What makes this interesting is that LLM's are trained in data that is in the past. This means that GPT-3 for example has no means to provide an answer that states the population of Canada as of 2023, because it was trained on data that was up to 2021 but no later.
Without going into the detail, let's look at the output shown at the bottom of the screenshot above. First, an Agent created in the program determines that in order to get the answer to the question being asked it needs to do an internet search. In the program we have provided a tool to the Agent to search the internet using SerpAPI.

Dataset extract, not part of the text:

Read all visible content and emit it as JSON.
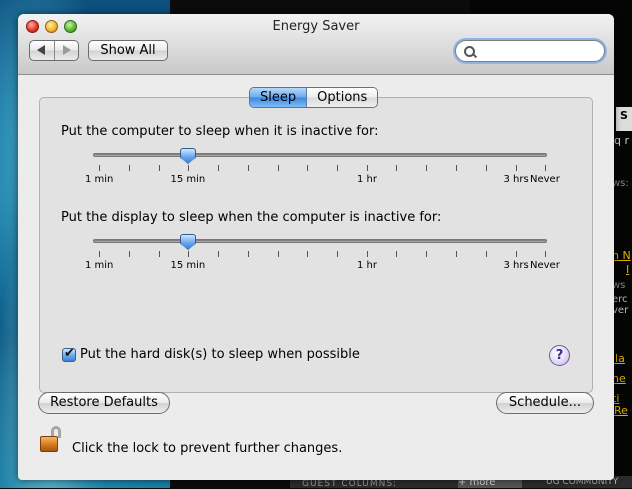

After performing the search, the Agent confirms that the result returned was the answer it was looking for and the LLM then generates the response in French. In this case we used OpenAI's LLM, GPT-3, but in future we could use any LLM that LangChain supports that is capable of generating the response we needed.
As you can see in the example above, there is support for a template approach to prompts. Both the question being asked; "What is the population of Canada as of 2023" and the language of the response are parameters to the creation of the LLM prompt.
Beyond this, what LangChain does well is to augment the capabilities that a LLM provides with functionality provided through existing APIs. It abstracts the use of an LLM, so that in the future when there are alternatives to GPT-3 as a LLM you can change the program by changing a few parameters.
Finally, Agents can be used or not. In this case a LangChain Agent determines the step by step approach to answering the question.
LangChain is a means to building new kinds of solutions which leverage the non-deterministic capabilities of LLMs with deterministic capabilities of existing tools and it does all this as a solution framework which provides a level of reuse that can't be achieved in any other way today.